In February, Off-Ramp interviewed Llyn Foulkes, a neglected Young Turk artist of the 1960s who didn’t find his place in the LA pantheon until well after her turned 70. The occasion for our interview was the Hammer Museum’s career retrospective of Foulkes. Now, there’s a new film documentary about him, screening June 20 and 22 at the LA Film Festival.
What happens after the happy ending? It’s a question that rarely occurs to us in America, least of all in media-centric L.A., where happy endings are manufactured by the yard.
Llyn Foulkes, the formerly obscure, currently renowned LA artist and musician whose bas-relief canvases can take well over a decade to complete. After forty odd years of toil, Foulkes’ happy ending came in 2009, when a group show at the Hammer Museum about unsung LA artists vaulted him to fame, age 74.
The revival has extended to Foulkes' musical side-project too, as sole proprietor of the Machine, a massive percussive art project that resembles a drum kit or a xylophone the way the Hollywood sign resembles a business card. Same components, utterly different effect.
(VIDEO: Llyn Foulkes Tunes Up His Machine for a Photographer, by RH Greene.)
And now comes a documentary about Foulkes’ painstaking artistic method, called Llyn Foulkes: One Man Band, directed by his friend Tamar Halpern and her friend Chris Quilty. Tamar’s long journey with her film mirrors Foulkes’ creative process in more ways than one.

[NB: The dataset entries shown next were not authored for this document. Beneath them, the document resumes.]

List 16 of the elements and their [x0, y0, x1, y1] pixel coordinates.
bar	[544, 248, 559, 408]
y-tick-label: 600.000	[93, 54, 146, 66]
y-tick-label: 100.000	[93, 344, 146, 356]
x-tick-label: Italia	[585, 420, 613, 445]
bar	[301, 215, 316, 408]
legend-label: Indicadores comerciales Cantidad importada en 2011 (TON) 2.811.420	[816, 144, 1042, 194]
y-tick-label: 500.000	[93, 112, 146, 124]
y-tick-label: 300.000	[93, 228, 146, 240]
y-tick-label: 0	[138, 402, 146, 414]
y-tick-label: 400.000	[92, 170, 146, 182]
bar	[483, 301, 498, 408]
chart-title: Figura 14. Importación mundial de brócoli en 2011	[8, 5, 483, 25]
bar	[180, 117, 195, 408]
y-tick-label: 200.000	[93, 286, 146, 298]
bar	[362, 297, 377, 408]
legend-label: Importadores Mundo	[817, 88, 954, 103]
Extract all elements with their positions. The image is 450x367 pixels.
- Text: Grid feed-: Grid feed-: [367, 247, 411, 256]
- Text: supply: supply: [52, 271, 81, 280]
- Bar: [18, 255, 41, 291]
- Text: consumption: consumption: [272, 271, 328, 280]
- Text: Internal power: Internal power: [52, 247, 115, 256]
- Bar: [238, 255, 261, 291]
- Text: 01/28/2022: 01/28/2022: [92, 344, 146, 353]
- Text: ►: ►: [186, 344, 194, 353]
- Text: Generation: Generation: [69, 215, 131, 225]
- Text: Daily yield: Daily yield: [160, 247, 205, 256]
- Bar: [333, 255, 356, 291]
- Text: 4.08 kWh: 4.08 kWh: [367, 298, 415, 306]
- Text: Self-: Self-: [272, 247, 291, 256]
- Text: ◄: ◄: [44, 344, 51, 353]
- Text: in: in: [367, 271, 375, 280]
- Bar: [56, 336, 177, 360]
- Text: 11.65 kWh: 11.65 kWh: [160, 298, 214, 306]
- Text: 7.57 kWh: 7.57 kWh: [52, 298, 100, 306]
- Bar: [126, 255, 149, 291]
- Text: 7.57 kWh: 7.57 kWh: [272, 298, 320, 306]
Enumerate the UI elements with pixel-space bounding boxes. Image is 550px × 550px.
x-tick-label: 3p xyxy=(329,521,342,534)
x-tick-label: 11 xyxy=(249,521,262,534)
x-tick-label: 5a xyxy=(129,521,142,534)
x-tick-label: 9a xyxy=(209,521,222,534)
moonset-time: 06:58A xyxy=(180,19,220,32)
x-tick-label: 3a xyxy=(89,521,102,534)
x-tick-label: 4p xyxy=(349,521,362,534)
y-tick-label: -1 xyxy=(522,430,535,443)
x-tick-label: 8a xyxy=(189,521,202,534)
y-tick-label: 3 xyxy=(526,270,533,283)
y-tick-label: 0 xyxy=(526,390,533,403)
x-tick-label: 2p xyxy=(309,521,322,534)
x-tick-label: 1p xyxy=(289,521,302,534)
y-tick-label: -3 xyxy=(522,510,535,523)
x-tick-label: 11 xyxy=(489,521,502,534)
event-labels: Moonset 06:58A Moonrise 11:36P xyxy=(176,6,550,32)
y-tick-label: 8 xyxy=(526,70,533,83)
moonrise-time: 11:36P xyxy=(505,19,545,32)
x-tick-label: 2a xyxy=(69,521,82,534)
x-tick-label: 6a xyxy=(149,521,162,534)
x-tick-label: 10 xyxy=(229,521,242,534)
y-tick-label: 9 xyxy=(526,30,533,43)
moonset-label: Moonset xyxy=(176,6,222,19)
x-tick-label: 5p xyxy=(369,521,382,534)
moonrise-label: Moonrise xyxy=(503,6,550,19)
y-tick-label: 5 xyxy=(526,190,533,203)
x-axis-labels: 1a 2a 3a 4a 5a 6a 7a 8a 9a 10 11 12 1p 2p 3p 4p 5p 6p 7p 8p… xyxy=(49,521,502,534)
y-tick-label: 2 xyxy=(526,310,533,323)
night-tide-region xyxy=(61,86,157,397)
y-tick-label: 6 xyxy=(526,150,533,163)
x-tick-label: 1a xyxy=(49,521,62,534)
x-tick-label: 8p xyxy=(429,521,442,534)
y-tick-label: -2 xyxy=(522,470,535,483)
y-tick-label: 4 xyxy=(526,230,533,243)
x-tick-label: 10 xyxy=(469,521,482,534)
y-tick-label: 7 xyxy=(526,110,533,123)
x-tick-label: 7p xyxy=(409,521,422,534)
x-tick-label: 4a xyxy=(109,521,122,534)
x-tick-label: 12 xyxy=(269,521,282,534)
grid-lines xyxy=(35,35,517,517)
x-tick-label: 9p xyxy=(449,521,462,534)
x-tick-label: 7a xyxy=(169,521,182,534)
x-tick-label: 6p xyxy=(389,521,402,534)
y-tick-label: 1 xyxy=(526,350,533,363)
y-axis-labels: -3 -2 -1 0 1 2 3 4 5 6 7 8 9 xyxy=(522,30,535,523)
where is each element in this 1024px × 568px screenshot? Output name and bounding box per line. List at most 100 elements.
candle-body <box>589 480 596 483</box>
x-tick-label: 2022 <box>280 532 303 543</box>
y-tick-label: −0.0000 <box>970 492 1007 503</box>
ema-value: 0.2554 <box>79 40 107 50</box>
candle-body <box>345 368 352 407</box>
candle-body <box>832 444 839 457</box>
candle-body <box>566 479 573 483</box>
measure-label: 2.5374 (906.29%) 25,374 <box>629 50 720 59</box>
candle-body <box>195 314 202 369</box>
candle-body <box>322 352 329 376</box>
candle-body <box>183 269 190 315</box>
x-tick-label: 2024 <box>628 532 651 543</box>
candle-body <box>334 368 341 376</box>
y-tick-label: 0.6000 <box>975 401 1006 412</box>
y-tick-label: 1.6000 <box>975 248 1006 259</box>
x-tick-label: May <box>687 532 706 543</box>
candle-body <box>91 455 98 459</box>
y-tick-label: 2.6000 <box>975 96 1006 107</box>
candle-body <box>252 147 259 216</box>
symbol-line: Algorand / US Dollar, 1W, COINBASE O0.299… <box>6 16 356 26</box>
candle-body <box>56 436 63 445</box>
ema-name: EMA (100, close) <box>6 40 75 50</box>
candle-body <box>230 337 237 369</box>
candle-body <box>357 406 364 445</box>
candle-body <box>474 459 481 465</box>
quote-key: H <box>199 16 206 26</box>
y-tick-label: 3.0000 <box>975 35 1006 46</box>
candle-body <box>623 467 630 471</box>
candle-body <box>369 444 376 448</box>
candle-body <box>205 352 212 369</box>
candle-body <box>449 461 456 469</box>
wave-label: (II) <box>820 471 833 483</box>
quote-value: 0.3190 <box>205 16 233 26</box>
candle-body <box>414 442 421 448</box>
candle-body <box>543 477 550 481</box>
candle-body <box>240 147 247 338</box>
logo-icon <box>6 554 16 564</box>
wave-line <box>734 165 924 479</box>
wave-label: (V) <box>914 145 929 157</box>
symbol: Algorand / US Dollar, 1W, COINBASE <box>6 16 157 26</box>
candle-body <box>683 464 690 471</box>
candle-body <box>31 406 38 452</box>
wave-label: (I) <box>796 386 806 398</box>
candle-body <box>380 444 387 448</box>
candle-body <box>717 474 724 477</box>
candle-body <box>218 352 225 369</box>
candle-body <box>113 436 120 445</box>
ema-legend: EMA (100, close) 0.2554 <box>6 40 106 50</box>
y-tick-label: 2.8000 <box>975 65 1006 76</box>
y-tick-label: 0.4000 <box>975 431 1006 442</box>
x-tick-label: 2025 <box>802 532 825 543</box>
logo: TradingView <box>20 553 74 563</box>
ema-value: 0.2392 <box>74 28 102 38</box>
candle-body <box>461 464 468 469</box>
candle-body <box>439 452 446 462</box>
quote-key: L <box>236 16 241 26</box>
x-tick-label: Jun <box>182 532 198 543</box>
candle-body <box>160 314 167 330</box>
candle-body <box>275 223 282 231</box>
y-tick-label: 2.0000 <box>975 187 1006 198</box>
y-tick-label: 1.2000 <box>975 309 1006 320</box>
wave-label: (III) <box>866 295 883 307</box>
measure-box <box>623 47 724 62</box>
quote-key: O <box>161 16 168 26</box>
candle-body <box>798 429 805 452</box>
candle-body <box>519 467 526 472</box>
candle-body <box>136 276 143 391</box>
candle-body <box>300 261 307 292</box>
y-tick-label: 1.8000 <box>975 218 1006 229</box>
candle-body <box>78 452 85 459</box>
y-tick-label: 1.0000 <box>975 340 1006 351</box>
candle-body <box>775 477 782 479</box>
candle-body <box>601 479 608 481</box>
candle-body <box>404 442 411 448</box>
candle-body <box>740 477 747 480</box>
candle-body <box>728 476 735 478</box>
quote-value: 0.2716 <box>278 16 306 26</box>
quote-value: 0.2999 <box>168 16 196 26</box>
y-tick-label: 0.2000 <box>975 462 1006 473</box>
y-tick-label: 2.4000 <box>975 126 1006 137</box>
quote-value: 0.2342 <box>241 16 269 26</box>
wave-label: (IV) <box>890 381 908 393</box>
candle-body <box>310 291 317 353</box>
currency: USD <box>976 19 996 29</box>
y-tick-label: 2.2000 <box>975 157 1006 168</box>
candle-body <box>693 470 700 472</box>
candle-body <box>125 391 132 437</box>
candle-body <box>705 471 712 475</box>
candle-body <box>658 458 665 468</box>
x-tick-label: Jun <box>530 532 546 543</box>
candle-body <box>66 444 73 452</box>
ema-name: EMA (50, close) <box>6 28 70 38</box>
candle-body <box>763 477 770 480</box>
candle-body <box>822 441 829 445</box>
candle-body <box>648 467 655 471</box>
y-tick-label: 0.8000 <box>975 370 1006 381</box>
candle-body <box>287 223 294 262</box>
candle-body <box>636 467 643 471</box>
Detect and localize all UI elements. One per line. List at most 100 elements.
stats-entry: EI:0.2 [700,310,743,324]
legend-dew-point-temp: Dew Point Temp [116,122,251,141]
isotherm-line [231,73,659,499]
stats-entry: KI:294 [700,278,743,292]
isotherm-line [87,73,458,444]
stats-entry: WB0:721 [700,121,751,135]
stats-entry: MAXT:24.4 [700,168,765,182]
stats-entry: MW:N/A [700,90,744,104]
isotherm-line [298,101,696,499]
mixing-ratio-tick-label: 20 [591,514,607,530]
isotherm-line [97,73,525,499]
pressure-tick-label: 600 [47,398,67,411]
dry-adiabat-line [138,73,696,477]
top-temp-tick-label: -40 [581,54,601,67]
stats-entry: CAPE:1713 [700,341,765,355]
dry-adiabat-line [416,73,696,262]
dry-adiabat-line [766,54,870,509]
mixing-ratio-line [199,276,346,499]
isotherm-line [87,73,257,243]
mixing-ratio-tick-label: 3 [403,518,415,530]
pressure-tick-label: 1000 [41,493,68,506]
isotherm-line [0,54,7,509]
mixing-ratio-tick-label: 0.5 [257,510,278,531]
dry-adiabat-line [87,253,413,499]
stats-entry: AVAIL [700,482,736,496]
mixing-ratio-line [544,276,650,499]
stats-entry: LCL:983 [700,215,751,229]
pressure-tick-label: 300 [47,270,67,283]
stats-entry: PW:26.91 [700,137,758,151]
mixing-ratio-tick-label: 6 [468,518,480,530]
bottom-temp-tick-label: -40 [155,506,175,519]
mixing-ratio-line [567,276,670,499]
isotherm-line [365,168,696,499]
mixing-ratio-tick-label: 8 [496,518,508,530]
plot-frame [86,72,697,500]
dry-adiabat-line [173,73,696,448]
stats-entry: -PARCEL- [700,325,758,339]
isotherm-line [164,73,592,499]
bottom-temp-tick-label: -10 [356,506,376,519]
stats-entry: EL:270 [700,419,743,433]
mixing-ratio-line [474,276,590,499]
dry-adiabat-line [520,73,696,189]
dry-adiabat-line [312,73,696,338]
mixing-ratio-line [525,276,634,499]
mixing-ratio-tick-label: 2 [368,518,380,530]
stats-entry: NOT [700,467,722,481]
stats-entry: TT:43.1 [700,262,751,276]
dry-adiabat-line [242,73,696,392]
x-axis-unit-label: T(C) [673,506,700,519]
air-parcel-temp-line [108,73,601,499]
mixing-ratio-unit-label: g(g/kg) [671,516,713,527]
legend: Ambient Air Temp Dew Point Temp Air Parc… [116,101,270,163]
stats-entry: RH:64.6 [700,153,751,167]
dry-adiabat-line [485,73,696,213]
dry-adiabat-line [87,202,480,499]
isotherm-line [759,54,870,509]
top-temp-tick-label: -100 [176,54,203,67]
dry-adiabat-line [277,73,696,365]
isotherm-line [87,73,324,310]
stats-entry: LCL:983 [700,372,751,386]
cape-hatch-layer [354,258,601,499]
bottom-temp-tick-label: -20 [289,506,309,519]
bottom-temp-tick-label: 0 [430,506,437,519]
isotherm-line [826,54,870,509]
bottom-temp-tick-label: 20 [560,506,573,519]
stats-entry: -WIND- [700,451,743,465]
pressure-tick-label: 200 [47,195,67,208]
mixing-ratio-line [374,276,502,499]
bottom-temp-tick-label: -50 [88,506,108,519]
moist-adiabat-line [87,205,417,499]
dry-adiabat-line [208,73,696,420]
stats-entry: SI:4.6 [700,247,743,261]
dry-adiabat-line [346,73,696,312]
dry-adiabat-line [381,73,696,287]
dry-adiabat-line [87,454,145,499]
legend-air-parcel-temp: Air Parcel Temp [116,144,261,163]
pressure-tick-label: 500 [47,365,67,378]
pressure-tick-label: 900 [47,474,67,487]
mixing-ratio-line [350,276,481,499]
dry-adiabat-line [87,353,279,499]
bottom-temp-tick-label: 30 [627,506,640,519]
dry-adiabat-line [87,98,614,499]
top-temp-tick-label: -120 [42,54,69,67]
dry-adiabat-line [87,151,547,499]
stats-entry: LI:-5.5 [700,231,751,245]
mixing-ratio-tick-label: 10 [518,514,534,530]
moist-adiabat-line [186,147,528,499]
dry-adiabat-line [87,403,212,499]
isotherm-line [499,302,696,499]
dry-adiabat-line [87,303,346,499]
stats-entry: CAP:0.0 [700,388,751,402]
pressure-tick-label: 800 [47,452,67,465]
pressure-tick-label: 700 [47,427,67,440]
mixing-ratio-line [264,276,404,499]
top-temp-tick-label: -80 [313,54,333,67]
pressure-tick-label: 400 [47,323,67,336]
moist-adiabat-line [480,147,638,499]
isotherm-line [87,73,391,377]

The Llyn Foulkes of One Man Band is a Lear figure, raging against the dying of the light in a world that has deprived him of his legacy. Now, 78, he’s fascinating, difficult and eccentric—a cantankerous solo act and a changeling, so afraid to be pinned down that it’s a mystery even to Tamar Halpern why Foulkes let her make a film about him.
According to Halpern, Foulkes’ contrarian impulse was even activated by the film itself, when he changed a habit of decades after seeing it depicted onscreen. Instead of traveling to Tommy's for his burgers, he switched to In-n-Out.
One ghost that haunts One Man Band is the failure of Foulkes’ second marriage, as depicted in The Awakening, a major canvas that was exhibited twice in forms Foulkes destroyed and revised before completing it in 2012, after almost two decades of work. As a metaphor for unresolved love, The Awakening and its process are riveting. And like most metaphors, it didn’t solve a thing.
The art market loves Foulkes now, and his prices are way up. But music is Foulkes main pursuit these days. On canvas, he works in depth—forced perspectives are central to his aesthetic. And in old age, Foulkes is losing the very faculty he needs to create his art. He's suffering from macular degeneration.
So: What happens after the happy ending? The story goes on—twisting, changing. And the fortunate ones among us find someone to tell that story to, and sometimes even someone to tell it with and for.